Server sends data (1) to a browser (2) running on an operating system to generate a webpage containing a form (3) with an input (4) into which an em-dash and right single quotation have been entered, along with regular ASCII characters, above a submit button (5) which will send data back to the server (6)

  1. What does PHP send in its response (in the body)?
    • Does it send exactly what it received from my code editor and assume that the echoed characters will be valid?
    • Does it echo using the encoding I told it I wrote my file in?
    • Does it encode in a standardized HTTP encoding?
  2. When the client’s browser receives server data, does it...
    • Scan the response headers for a character encoding value?
    • Assume a standardized HTTP encoding until it reaches my meta tag? (And if found, does it re-decode previous content?)
    • Output exactly what it received, relying on the user’s OS to handle encoding?
  3. When exactly is the form’s character encoding applied? (See below)
  4. How is user data entered into the form via their keyboard encoded?
    • OS encoding (as though the browser opened a little door for the OS to enter and display its own data)
    • Browser encoding (storing OS keystrokes in some browser-specific format)
    • Form encoding (translating OS characters to the declared encoding of the form)
    • HTML document encoding (translating OS characters to the encoding in the meta tag)
  5. What does the browser post to the server?
    • Unmodified user data (depends on #4, but probably the original OS encoding)
    • User data encoded in the form’s declared encoding
    • User data encoded in the HTML meta tag’s encoding
    • User data in a standardized HTTP encoding
  6. When the server reads the data back into PHP, is it...
    • Decoded from a standardized HTTP encoding into PHP’s runtime encoding
    • Decoded from an encoding declared in the request headers
    • Unmodified user data (relying wholly on the developer to handle any conflicts)

Solution

  • I think an important piece your mental model may be missing is the distinction between bytes and characters. At different steps and different levels, text is either treated as opaque, meaningless bytes, or the computer is aware of the text as characters.
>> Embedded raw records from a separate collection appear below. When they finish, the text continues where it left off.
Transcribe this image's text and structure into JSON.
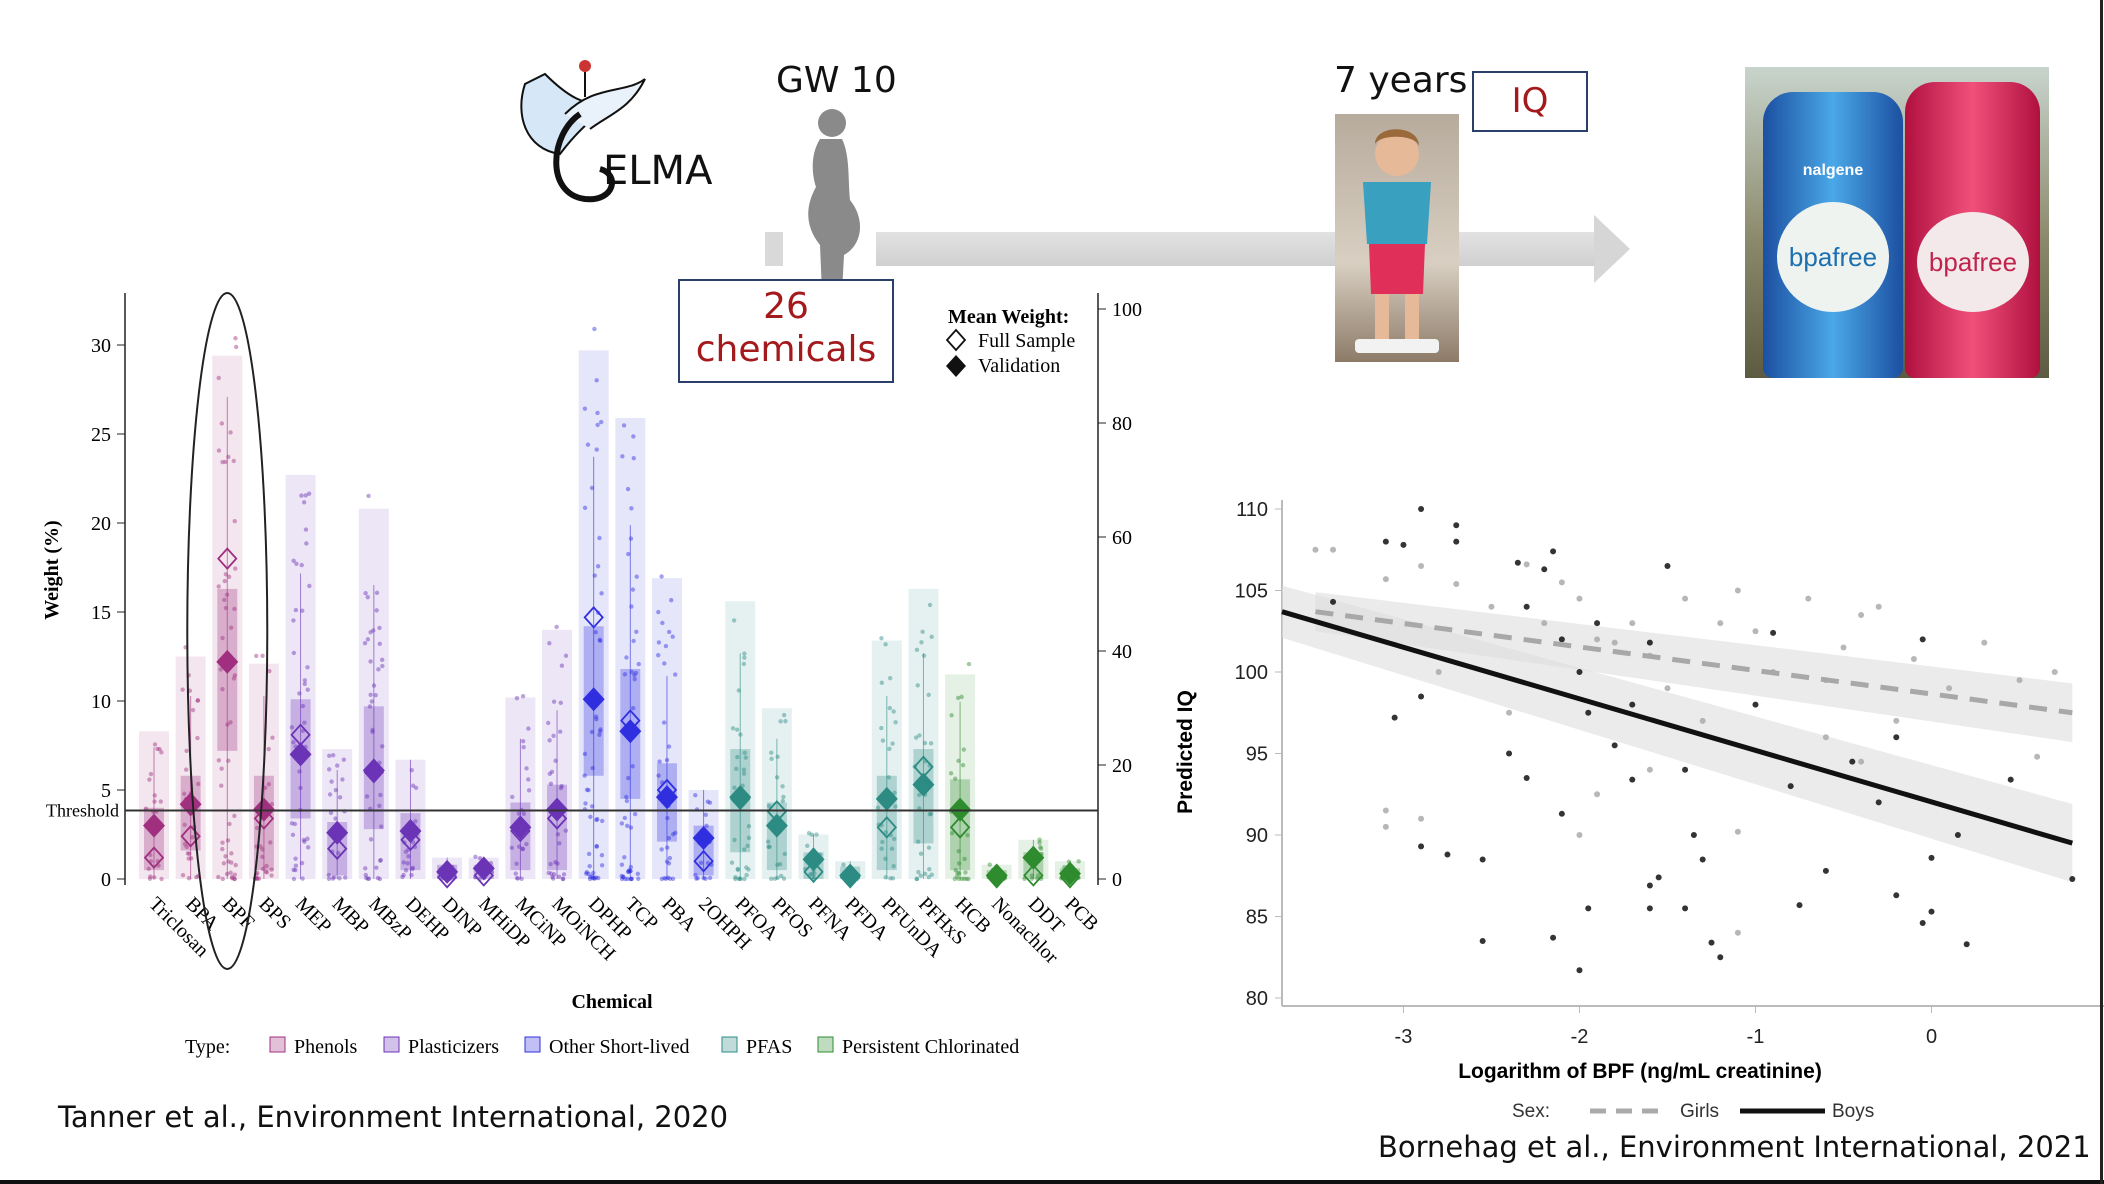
{
  "header": {
    "logo_text": "SELMA",
    "gw_label": "GW 10",
    "chemicals_count": "26",
    "chemicals_label": "chemicals",
    "age_label": "7 years",
    "outcome_label": "IQ",
    "bottle_brand": "nalgene",
    "bottle_label": "bpafree"
  },
  "citations": {
    "left": "Tanner et al., Environment International, 2020",
    "right": "Bornehag et al., Environment International, 2021"
  },
  "chart_data": [
    {
      "type": "bar",
      "title": "",
      "xlabel": "Chemical",
      "ylabel": "Weight (%)",
      "ylim": [
        0,
        33
      ],
      "yticks": [
        0,
        5,
        10,
        15,
        20,
        25,
        30
      ],
      "y2ticks": [
        0,
        20,
        40,
        60,
        80,
        100
      ],
      "threshold": 3.85,
      "threshold_label": "Threshold",
      "legend_markers": {
        "title": "Mean Weight:",
        "full": "Full Sample",
        "validation": "Validation"
      },
      "type_legend": {
        "title": "Type:",
        "items": [
          {
            "name": "Phenols",
            "color": "#a0307f"
          },
          {
            "name": "Plasticizers",
            "color": "#6b33b5"
          },
          {
            "name": "Other Short-lived",
            "color": "#2f2fe0"
          },
          {
            "name": "PFAS",
            "color": "#2c8c84"
          },
          {
            "name": "Persistent Chlorinated",
            "color": "#2e8b2e"
          }
        ]
      },
      "highlighted": "BPF",
      "categories": [
        "Triclosan",
        "BPA",
        "BPF",
        "BPS",
        "MEP",
        "MBP",
        "MBzP",
        "DEHP",
        "DINP",
        "MHiDP",
        "MCiNP",
        "MOiNCH",
        "DPHP",
        "TCP",
        "PBA",
        "2OHPH",
        "PFOA",
        "PFOS",
        "PFNA",
        "PFDA",
        "PFUnDA",
        "PFHxS",
        "HCB",
        "Nonachlor",
        "DDT",
        "PCB"
      ],
      "group": [
        0,
        0,
        0,
        0,
        1,
        1,
        1,
        1,
        1,
        1,
        1,
        1,
        2,
        2,
        2,
        2,
        3,
        3,
        3,
        3,
        3,
        3,
        4,
        4,
        4,
        4
      ],
      "full_sample_mean": [
        1.2,
        2.4,
        18.0,
        3.4,
        8.1,
        1.7,
        6.0,
        2.2,
        0.1,
        0.2,
        2.7,
        3.4,
        14.7,
        8.9,
        5.0,
        1.0,
        4.5,
        3.8,
        0.4,
        0.1,
        2.9,
        6.3,
        2.9,
        0.1,
        0.2,
        0.1
      ],
      "validation_mean": [
        3.0,
        4.2,
        12.2,
        3.9,
        7.0,
        2.6,
        6.1,
        2.7,
        0.4,
        0.6,
        2.9,
        3.9,
        10.1,
        8.3,
        4.6,
        2.3,
        4.6,
        3.0,
        1.1,
        0.2,
        4.5,
        5.3,
        3.9,
        0.2,
        1.2,
        0.3
      ],
      "max": [
        8.3,
        12.5,
        29.4,
        12.1,
        22.7,
        7.3,
        20.8,
        6.7,
        1.2,
        1.2,
        10.2,
        14.0,
        29.7,
        25.9,
        16.9,
        5.0,
        15.6,
        9.6,
        2.5,
        1.0,
        13.4,
        16.3,
        11.5,
        0.8,
        2.2,
        1.0
      ],
      "box": [
        [
          0.5,
          4.0
        ],
        [
          1.6,
          5.8
        ],
        [
          7.2,
          16.3
        ],
        [
          0.5,
          5.8
        ],
        [
          3.4,
          10.1
        ],
        [
          0.2,
          3.2
        ],
        [
          2.8,
          9.7
        ],
        [
          0.5,
          3.7
        ],
        [
          0,
          0.8
        ],
        [
          0,
          0.8
        ],
        [
          0.5,
          4.3
        ],
        [
          0.5,
          5.3
        ],
        [
          5.8,
          14.2
        ],
        [
          4.5,
          11.8
        ],
        [
          2.1,
          6.5
        ],
        [
          0.2,
          3.0
        ],
        [
          1.5,
          7.3
        ],
        [
          0.5,
          4.3
        ],
        [
          0,
          1.5
        ],
        [
          0,
          0.7
        ],
        [
          0.5,
          5.8
        ],
        [
          2.0,
          7.3
        ],
        [
          0.5,
          5.6
        ],
        [
          0,
          0.5
        ],
        [
          0,
          1.5
        ],
        [
          0,
          0.6
        ]
      ]
    },
    {
      "type": "scatter",
      "title": "",
      "xlabel": "Logarithm of BPF (ng/mL creatinine)",
      "ylabel": "Predicted IQ",
      "xlim": [
        -3.69,
        0.98
      ],
      "ylim": [
        80,
        110
      ],
      "xticks": [
        -3,
        -2,
        -1,
        0
      ],
      "yticks": [
        80,
        85,
        90,
        95,
        100,
        105,
        110
      ],
      "legend": {
        "title": "Sex:",
        "placement": "bottom"
      },
      "series": [
        {
          "name": "Girls",
          "color": "#aaaaaa",
          "line": {
            "x": [
              -3.5,
              0.8
            ],
            "y": [
              103.7,
              97.5
            ],
            "ci": 1.2,
            "style": "dashed"
          },
          "points": [
            [
              -3.5,
              107.5
            ],
            [
              -3.4,
              107.5
            ],
            [
              -3.1,
              105.7
            ],
            [
              -2.9,
              106.5
            ],
            [
              -2.7,
              105.4
            ],
            [
              -2.5,
              104
            ],
            [
              -2.3,
              106.6
            ],
            [
              -2.2,
              103
            ],
            [
              -2.1,
              105.5
            ],
            [
              -2.0,
              104.5
            ],
            [
              -1.9,
              102
            ],
            [
              -1.8,
              101.8
            ],
            [
              -1.7,
              103
            ],
            [
              -1.6,
              101
            ],
            [
              -1.5,
              99
            ],
            [
              -1.4,
              104.5
            ],
            [
              -1.2,
              103
            ],
            [
              -1.1,
              105
            ],
            [
              -1.0,
              102.5
            ],
            [
              -0.9,
              100
            ],
            [
              -0.7,
              104.5
            ],
            [
              -0.6,
              99.5
            ],
            [
              -0.5,
              101.5
            ],
            [
              -0.4,
              103.5
            ],
            [
              -0.3,
              104
            ],
            [
              -0.2,
              97
            ],
            [
              -0.1,
              100.8
            ],
            [
              0.1,
              99
            ],
            [
              0.3,
              101.8
            ],
            [
              0.5,
              99.5
            ],
            [
              0.7,
              100
            ],
            [
              -3.1,
              91.5
            ],
            [
              -3.1,
              90.5
            ],
            [
              -2.9,
              91
            ],
            [
              -2.0,
              90
            ],
            [
              -1.9,
              92.5
            ],
            [
              -1.6,
              94
            ],
            [
              -1.1,
              90.2
            ],
            [
              -1.1,
              84
            ],
            [
              -0.6,
              96
            ],
            [
              -0.4,
              94.5
            ],
            [
              -2.4,
              97.5
            ],
            [
              -2.8,
              100
            ],
            [
              -1.3,
              97
            ],
            [
              0.6,
              94.8
            ]
          ]
        },
        {
          "name": "Boys",
          "color": "#111111",
          "line": {
            "x": [
              -3.69,
              0.8
            ],
            "y": [
              103.7,
              89.5
            ],
            "ci": 1.6,
            "style": "solid"
          },
          "points": [
            [
              -3.4,
              104.3
            ],
            [
              -3.1,
              108
            ],
            [
              -3.0,
              107.8
            ],
            [
              -2.9,
              110
            ],
            [
              -2.7,
              109
            ],
            [
              -2.7,
              108
            ],
            [
              -2.9,
              98.5
            ],
            [
              -3.05,
              97.2
            ],
            [
              -2.9,
              89.3
            ],
            [
              -2.75,
              88.8
            ],
            [
              -2.55,
              88.5
            ],
            [
              -2.55,
              83.5
            ],
            [
              -2.35,
              106.7
            ],
            [
              -2.3,
              104
            ],
            [
              -2.2,
              106.3
            ],
            [
              -2.15,
              107.4
            ],
            [
              -2.1,
              102
            ],
            [
              -2.0,
              100
            ],
            [
              -1.95,
              97.5
            ],
            [
              -1.9,
              103
            ],
            [
              -1.8,
              95.5
            ],
            [
              -1.7,
              98
            ],
            [
              -1.6,
              101.8
            ],
            [
              -1.5,
              106.5
            ],
            [
              -1.4,
              94
            ],
            [
              -1.35,
              90
            ],
            [
              -1.3,
              88.5
            ],
            [
              -1.25,
              83.4
            ],
            [
              -1.2,
              82.5
            ],
            [
              -2.15,
              83.7
            ],
            [
              -2.0,
              81.7
            ],
            [
              -1.95,
              85.5
            ],
            [
              -1.6,
              85.5
            ],
            [
              -1.4,
              85.5
            ],
            [
              -1.0,
              98
            ],
            [
              -0.9,
              102.4
            ],
            [
              -0.8,
              93
            ],
            [
              -0.75,
              85.7
            ],
            [
              -0.6,
              87.8
            ],
            [
              -0.45,
              94.5
            ],
            [
              -0.3,
              92
            ],
            [
              -0.2,
              96
            ],
            [
              -0.2,
              86.3
            ],
            [
              -0.05,
              102
            ],
            [
              -0.05,
              84.6
            ],
            [
              0,
              88.6
            ],
            [
              0,
              85.3
            ],
            [
              0.15,
              90
            ],
            [
              0.2,
              83.3
            ],
            [
              0.45,
              93.4
            ],
            [
              0.8,
              87.3
            ],
            [
              -2.4,
              95
            ],
            [
              -2.3,
              93.5
            ],
            [
              -2.1,
              91.3
            ],
            [
              -1.7,
              93.4
            ],
            [
              -1.55,
              87.4
            ],
            [
              -1.6,
              86.9
            ]
          ]
        }
      ]
    }
  ]
}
    When the computer treats text as characters, it will be stored in some form of byte representation in memory, yes, but that is an irrelevant implementation detail and how exactly it's represented in memory may differ between different programs. The important part is that the computer is aware that "漢字" is "漢字", and can produce a byte representation of these characters in any valid encoding at any time.

    Browser

    The browser is character aware. With anything happening inside it, the browser is treating text as text. When it gets any files from the server, it looks at the HTTP headers or other fallback indicators to figure out what encoding that file is in, decodes it from that encoding, and treats all text as known, specific characters henceforth.

    When entering text into a form, the OS takes care of the underlying details, including receiving key codes from the keyboard, mapping those through the chosen keyboard layout, perhaps involving an IME for text transformation (e.g. to enter 日本語), and provides the browser with characters.

    When it comes time to send those characters to the server, the browser determines what encoding needs to be used, based on various factors like the form's accept-encoding attribute or fallbacks like the site's determined encoding. It then represents the text as bytes in that encoding. At this point, characters may be substituted by HTML entities, if the target encoding cannot represent the character. It may then apply another transport encoding like URL-percent encoding to those bytes. This then gets sent to the server.

    PHP

    PHP doesn't by default do anything with encodings. It is not text-aware and treats all data as mere meaningless bytes. So you have to make sure in your code that you know what encoding any received text is in and treat it accordingly. PHP will decode URL-percent encoding for populating $_GET and $_POST, but these variables will just contain the transport-decoded bytes, not text.

    Whatever you output from PHP will be output as is. What that is depends on where it came from. Anything that comes from (source code) files on disk depends on how it was saved in the text editor. Anything coming from a database depends on how you established the database connection; databases are generally text-aware and will provide you the text in the encoding you request, which you can configure. It's usually best to ensure everything is in UTF-8 all the way.

    PHP and/or the web server should make sure to output the correct headers which correctly denote what encoding the content you're outputting is in, so the browser can correctly determine it.